From John Tukey’s Sunset Salvo:
Our suffering sinuses are now frequently relieved by antihistamines. Our suffering philosophy — whether implicit or explicit — of data analysis, or of statistics, or of science and technology needs to be far more frequently relieved by antihubrisines.
To the Greeks hubris meant the kind of pride that would be punished by the gods. To statisticians, hubris should mean the kind of pride that fosters an inflated idea of one’s powers and thereby keeps one from being more than marginally helpful to others.
Tukey then lists several antihubrisines. The first is this:
The data may not contain the answer. The combination of some data and an aching desire for an answer does not ensure that a reasonable answer can be extracted from a given body of data.
3 thoughts on “Antihubrisines”
Not mine, but relevant:
Big Data, n.: the belief that any sufficiently large pile of shit contains a pony with probability approaching 1
While I wouldn’t have phrased it quite that way, there is some truth in that; for is it not true that as a set of random data grows to infinity, the probability of finding any desired substring approaches one?
It would need to be a _very_ large pile of equine effluvium, though.

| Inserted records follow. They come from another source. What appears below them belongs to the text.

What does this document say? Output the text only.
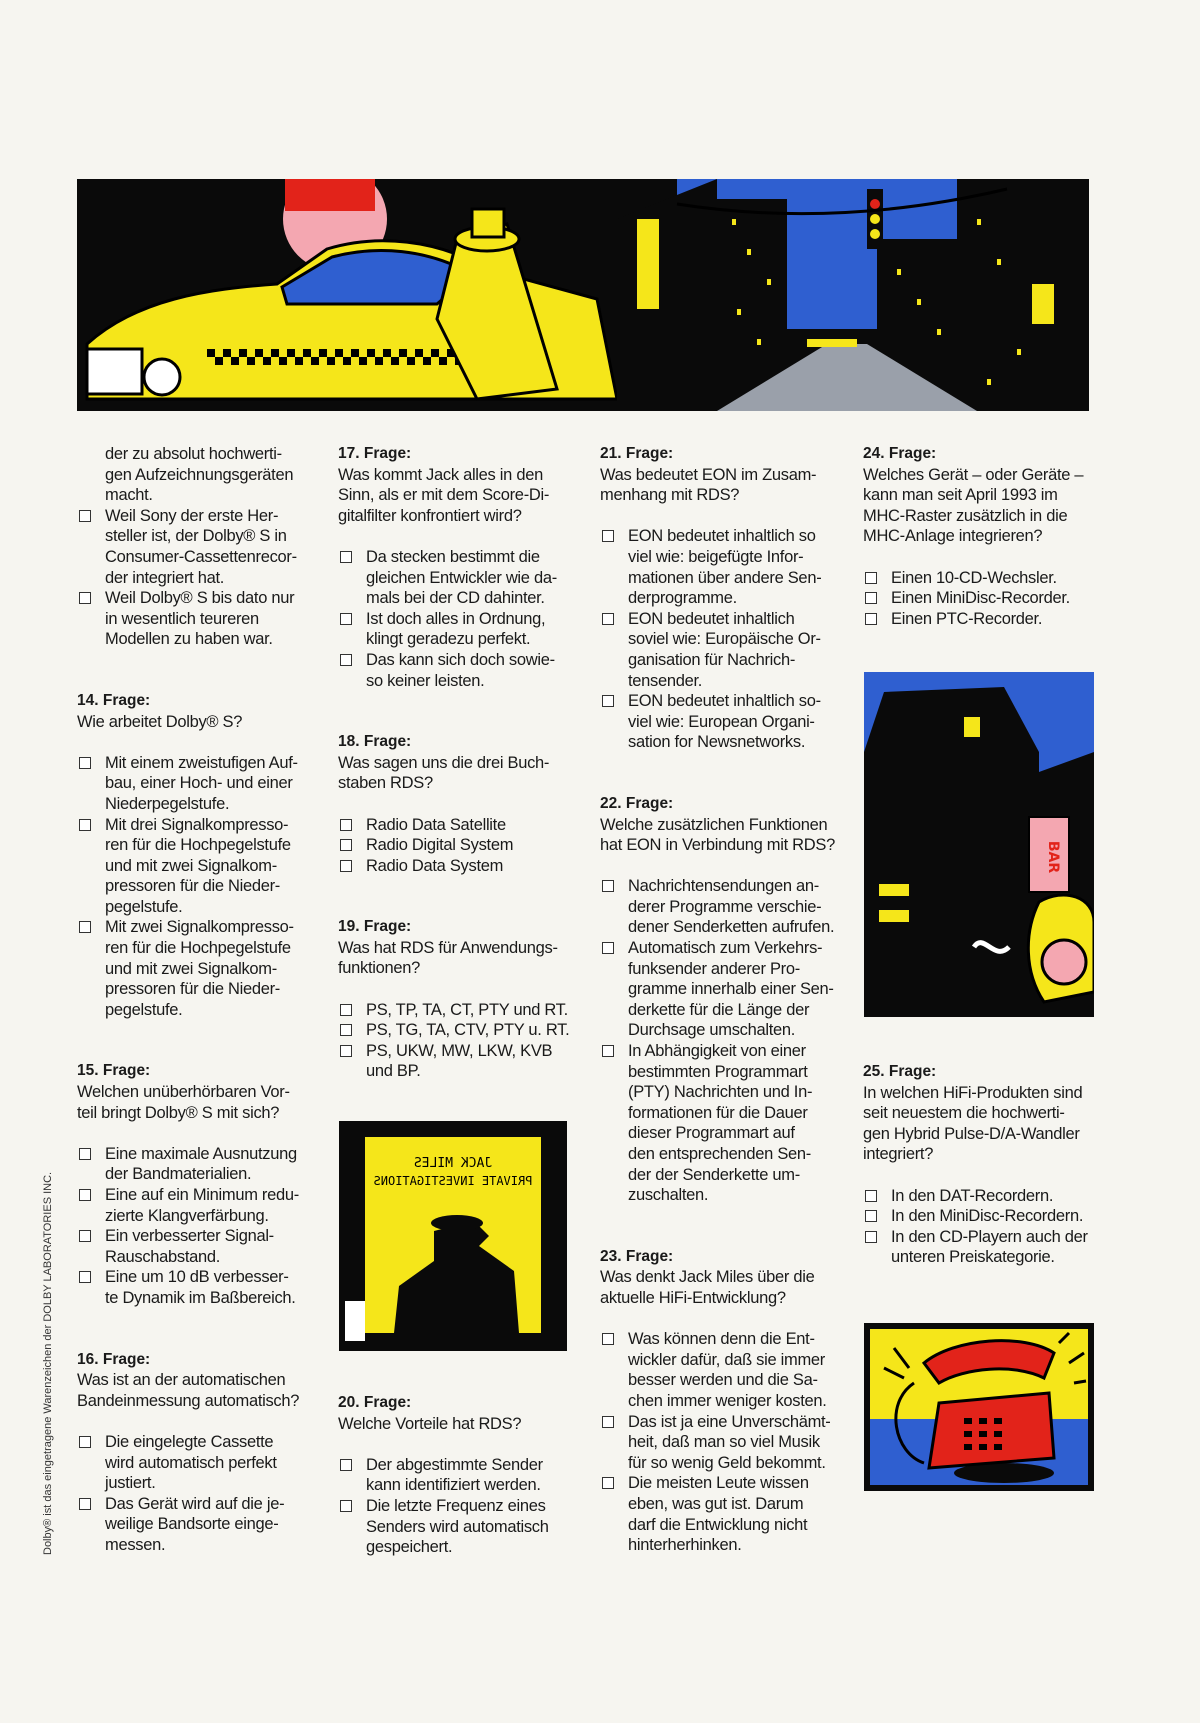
der zu absolut hochwerti-
gen Aufzeichnungsgeräten
macht.
Weil Sony der erste Her-
steller ist, der Dolby® S in
Consumer-Cassettenrecor-
der integriert hat.
Weil Dolby® S bis dato nur
in wesentlich teureren
Modellen zu haben war.
14. Frage:
Wie arbeitet Dolby® S?
Mit einem zweistufigen Auf-
bau, einer Hoch- und einer
Niederpegelstufe.
Mit drei Signalkompresso-
ren für die Hochpegelstufe
und mit zwei Signalkom-
pressoren für die Nieder-
pegelstufe.
Mit zwei Signalkompresso-
ren für die Hochpegelstufe
und mit zwei Signalkom-
pressoren für die Nieder-
pegelstufe.
15. Frage:
Welchen unüberhörbaren Vor-
teil bringt Dolby® S mit sich?
Eine maximale Ausnutzung
der Bandmaterialien.
Eine auf ein Minimum redu-
zierte Klangverfärbung.
Ein verbesserter Signal-
Rauschabstand.
Eine um 10 dB verbesser-
te Dynamik im Baßbereich.
16. Frage:
Was ist an der automatischen
Bandeinmessung automatisch?
Die eingelegte Cassette
wird automatisch perfekt
justiert.
Das Gerät wird auf die je-
weilige Bandsorte einge-
messen.
17. Frage:
Was kommt Jack alles in den
Sinn, als er mit dem Score-Di-
gitalfilter konfrontiert wird?
Da stecken bestimmt die
gleichen Entwickler wie da-
mals bei der CD dahinter.
Ist doch alles in Ordnung,
klingt geradezu perfekt.
Das kann sich doch sowie-
so keiner leisten.
18. Frage:
Was sagen uns die drei Buch-
staben RDS?
Radio Data Satellite
Radio Digital System
Radio Data System
19. Frage:
Was hat RDS für Anwendungs-
funktionen?
PS, TP, TA, CT, PTY und RT.
PS, TG, TA, CTV, PTY u. RT.
PS, UKW, MW, LKW, KVB
und BP.
JACK MILES
PRIVATE INVESTIGATIONS
20. Frage:
Welche Vorteile hat RDS?
Der abgestimmte Sender
kann identifiziert werden.
Die letzte Frequenz eines
Senders wird automatisch
gespeichert.
21. Frage:
Was bedeutet EON im Zusam-
menhang mit RDS?
EON bedeutet inhaltlich so
viel wie: beigefügte Infor-
mationen über andere Sen-
derprogramme.
EON bedeutet inhaltlich
soviel wie: Europäische Or-
ganisation für Nachrich-
tensender.
EON bedeutet inhaltlich so-
viel wie: European Organi-
sation for Newsnetworks.
22. Frage:
Welche zusätzlichen Funktionen
hat EON in Verbindung mit RDS?
Nachrichtensendungen an-
derer Programme verschie-
dener Senderketten aufrufen.
Automatisch zum Verkehrs-
funksender anderer Pro-
gramme innerhalb einer Sen-
derkette für die Länge der
Durchsage umschalten.
In Abhängigkeit von einer
bestimmten Programmart
(PTY) Nachrichten und In-
formationen für die Dauer
dieser Programmart auf
den entsprechenden Sen-
der der Senderkette um-
zuschalten.
23. Frage:
Was denkt Jack Miles über die
aktuelle HiFi-Entwicklung?
Was können denn die Ent-
wickler dafür, daß sie immer
besser werden und die Sa-
chen immer weniger kosten.
Das ist ja eine Unverschämt-
heit, daß man so viel Musik
für so wenig Geld bekommt.
Die meisten Leute wissen
eben, was gut ist. Darum
darf die Entwicklung nicht
hinterherhinken.
24. Frage:
Welches Gerät – oder Geräte –
kann man seit April 1993 im
MHC-Raster zusätzlich in die
MHC-Anlage integrieren?
Einen 10-CD-Wechsler.
Einen MiniDisc-Recorder.
Einen PTC-Recorder.
BAR
25. Frage:
In welchen HiFi-Produkten sind
seit neuestem die hochwerti-
gen Hybrid Pulse-D/A-Wandler
integriert?
In den DAT-Recordern.
In den MiniDisc-Recordern.
In den CD-Playern auch der
unteren Preiskategorie.
Dolby® ist das eingetragene Warenzeichen der DOLBY LABORATORIES INC.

@Avi: I think that’s right if you think of a pile of shit informally as information about the world but without much structure. What we really have is piles of, um, data, but with a lot of structure which makes it worth less than a pile of shit. Plenty of interesting problems can’t be solved through big data because now matter how big the N, it doesn’t inform you about your question. e.g.-All the facebook scraping in the world won’t tell you about which duck first transmits bird flu to people if the duck belongs to a person living in a hut in North Korea.